Claire: I’ve always just been a goth since I was 13. There was this mild period when I went to university where I was embarrassed about that and tried to be a bit more normal. But now I’m just regressing back to how I dressed in high school, which is, like, ’90s-goth-anime.
Ad Hoc: Yeah, high school sort of crystallizes personal style in this funny way. So, you feel like your high school style rings true now?
Claire: Well, this is my elementary school uniform and these are my high school goth boots. I’m actually wearing shit from high school right now.
Ad Hoc: In your mind, does what you wear play a role in the presentation of your art?
Claire: For sure. Grimes is more conceptual-- it’s not just music for me. It’s not like I want to play a role or anything, but I definitely see my appearance as very integral. There’s a lot you can do with your physical appearance, and it definitely contextualizes you as an artist. If I dressed differently, I think the way my music is perceived would be totally different. If I just wore jeans and a shirt or if I was really sexy or something, that would totally recontextualize what Grimes is, especially considering that it’s pop music and I’m a girl and a frontperson.
Ad Hoc: So what impact does the fact that you make pop music have on what you choose (and choose not) to wear?
Claire: I think pop is associated with imagery and a way of behaving that it doesn’t need to be. I make pop music, but I also make experimental pop music and the same [goes for] the way I look. You have to give people enough of what they can understand and what seems normal, but then do something really crazy with it or fuck it up. That’s the essence of what I do. I really like a lot of things about pop music, I really like a lot of things about schoolgirl outfits, but those things on their own can be really meaningless. The classic example is Gogo Yubari in Kill Bill: that totally recontextualizes the Japanese schoolgirl. She’s, like, a fucking murderer.
Ad Hoc: Do you have a strong interest in design collaboration? I know you already co-designed some rings with Montreal sculptor and jeweler Morgan Black, and have some chainmail armor coming out as well.
Claire: Yeah, definitely. I’ve always made clothes. I like collaborating on stuff like that, but I don’t like collaborating necessarily with music because I feel like it’s something I have control of. But with clothes or jewelry or sculpture or video, it’s cool to work with people who know things I don’t and who can do things better than me. I like letting people do what they want creatively and then I’m doing what I want creatively, and we usually make something better than I would’ve done anyway.
Ad Hoc: Sci-Fi has come up a lot in your interviews. What is it about that genre that resonates with you aesthetically?
Claire: There are a lot of really strong female characters, like in Ghost in the Shell or Blade Runner. The protagonists in those films were always my icons when I was a kid because they’re bad-ass. Also, it’s cool to flirt with traditional ideas of sci-fi.

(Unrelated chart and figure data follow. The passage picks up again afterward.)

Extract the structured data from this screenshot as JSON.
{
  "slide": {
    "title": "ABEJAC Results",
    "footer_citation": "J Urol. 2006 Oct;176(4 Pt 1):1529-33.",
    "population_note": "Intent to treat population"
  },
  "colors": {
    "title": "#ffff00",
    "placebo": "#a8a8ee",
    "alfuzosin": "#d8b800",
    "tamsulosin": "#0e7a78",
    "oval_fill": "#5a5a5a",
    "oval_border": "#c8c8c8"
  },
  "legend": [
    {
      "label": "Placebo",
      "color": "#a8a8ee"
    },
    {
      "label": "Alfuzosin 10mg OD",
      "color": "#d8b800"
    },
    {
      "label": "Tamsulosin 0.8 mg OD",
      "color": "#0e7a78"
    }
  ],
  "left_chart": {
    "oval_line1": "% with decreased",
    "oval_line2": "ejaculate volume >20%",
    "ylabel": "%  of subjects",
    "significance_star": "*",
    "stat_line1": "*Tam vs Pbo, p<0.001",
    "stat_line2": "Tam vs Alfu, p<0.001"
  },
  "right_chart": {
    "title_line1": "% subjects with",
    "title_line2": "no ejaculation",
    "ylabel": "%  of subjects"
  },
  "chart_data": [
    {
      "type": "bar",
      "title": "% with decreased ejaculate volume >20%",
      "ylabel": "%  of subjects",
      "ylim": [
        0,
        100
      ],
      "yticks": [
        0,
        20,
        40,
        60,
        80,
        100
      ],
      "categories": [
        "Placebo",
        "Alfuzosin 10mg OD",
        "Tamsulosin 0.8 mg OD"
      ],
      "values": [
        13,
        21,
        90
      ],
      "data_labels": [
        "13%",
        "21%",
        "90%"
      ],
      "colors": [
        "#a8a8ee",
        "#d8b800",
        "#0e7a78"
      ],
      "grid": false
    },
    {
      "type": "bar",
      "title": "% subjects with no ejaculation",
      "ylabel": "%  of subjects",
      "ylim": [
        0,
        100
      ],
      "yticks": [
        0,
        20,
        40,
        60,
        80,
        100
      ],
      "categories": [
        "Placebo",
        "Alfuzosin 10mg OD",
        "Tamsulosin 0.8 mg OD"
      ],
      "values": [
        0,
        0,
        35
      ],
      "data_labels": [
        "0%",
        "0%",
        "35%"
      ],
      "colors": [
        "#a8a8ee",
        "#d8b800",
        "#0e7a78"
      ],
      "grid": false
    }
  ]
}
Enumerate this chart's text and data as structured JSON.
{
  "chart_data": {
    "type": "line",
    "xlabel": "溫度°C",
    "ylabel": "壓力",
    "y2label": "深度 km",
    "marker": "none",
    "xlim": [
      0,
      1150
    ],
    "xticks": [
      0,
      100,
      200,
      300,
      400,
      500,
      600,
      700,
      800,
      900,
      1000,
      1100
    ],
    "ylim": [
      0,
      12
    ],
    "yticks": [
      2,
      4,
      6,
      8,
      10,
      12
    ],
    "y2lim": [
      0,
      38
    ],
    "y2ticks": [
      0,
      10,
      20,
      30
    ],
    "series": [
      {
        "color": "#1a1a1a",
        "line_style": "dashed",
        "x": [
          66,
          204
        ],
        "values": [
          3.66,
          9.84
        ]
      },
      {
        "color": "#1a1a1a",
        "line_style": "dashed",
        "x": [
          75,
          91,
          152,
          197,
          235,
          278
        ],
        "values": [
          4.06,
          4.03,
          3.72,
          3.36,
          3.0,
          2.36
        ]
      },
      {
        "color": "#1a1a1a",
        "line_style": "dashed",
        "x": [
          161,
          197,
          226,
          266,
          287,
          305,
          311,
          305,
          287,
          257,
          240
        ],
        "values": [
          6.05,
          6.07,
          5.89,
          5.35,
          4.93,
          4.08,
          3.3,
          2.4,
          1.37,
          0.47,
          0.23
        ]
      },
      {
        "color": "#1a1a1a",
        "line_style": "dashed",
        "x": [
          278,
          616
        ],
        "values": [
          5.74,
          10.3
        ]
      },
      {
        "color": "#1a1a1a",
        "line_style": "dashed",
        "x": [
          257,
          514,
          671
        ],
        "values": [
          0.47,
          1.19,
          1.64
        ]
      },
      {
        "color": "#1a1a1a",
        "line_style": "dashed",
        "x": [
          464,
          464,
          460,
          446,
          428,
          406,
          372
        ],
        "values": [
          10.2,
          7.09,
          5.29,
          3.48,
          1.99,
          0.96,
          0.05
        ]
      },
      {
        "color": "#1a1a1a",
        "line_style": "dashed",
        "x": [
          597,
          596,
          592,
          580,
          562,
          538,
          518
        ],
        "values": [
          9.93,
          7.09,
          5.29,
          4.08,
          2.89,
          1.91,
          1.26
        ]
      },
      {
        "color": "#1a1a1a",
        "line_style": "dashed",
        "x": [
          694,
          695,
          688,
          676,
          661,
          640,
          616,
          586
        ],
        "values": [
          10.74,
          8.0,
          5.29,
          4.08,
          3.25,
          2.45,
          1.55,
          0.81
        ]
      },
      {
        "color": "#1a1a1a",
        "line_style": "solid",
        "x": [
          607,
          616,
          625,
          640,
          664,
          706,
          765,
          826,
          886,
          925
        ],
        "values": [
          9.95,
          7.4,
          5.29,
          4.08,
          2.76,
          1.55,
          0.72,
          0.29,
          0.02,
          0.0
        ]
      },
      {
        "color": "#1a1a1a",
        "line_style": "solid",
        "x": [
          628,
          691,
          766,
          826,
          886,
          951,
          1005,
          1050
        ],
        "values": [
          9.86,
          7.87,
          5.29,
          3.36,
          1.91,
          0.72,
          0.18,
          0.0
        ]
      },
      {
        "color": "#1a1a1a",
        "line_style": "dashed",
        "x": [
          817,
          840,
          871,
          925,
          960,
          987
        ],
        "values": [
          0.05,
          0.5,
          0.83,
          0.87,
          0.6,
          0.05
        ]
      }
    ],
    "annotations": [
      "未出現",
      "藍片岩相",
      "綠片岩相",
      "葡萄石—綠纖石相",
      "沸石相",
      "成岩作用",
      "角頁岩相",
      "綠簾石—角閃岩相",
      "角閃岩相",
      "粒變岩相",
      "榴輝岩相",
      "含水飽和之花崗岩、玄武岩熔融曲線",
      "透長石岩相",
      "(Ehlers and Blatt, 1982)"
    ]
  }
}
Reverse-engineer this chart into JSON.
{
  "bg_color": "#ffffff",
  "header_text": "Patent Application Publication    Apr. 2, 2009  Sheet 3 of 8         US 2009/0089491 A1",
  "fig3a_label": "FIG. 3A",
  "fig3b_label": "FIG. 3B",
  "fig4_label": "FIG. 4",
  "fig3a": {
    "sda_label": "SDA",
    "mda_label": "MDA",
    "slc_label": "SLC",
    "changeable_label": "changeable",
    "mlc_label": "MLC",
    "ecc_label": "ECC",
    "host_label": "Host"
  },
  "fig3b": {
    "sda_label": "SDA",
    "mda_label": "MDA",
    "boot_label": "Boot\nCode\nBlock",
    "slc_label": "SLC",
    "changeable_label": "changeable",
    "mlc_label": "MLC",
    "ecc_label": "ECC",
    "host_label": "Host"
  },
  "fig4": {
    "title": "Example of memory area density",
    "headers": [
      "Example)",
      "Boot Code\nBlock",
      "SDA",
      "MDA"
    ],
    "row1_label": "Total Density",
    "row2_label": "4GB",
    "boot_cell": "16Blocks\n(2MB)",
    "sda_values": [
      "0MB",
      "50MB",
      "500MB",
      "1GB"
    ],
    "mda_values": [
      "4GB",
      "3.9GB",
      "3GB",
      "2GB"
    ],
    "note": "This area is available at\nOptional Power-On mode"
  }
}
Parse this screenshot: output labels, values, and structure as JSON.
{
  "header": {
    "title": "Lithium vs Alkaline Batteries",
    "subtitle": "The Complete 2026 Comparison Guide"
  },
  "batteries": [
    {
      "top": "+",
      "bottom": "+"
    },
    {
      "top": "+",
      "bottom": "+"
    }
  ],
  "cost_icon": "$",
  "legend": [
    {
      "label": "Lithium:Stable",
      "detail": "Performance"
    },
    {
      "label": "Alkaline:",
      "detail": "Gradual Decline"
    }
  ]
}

I think imagining the possibilities of technology and incorporating that into what you’re doing is our reality.
Ad Hoc: Does being a visual artist add another dimension to the way you see fashion?
Claire: I think it’s all interrelated. [What’s] interesting about fashion is that the human body and humans in general are obviously a real point of artistic fixation. People find them beautiful (because we’re supposed to procreate and prolong our species!) and [fashion] is an art form that focuses exclusively on that. That’s the point of the art form: to decorate and beautify the human body.
Ad Hoc: If you could characterize the way you dress as the lovechild of any two cultural entities, real or imagined, what would they be?
Claire: Hm. Tank Girl, The Fifth Element and Save the Last Dance. (Sorry, that’s three.)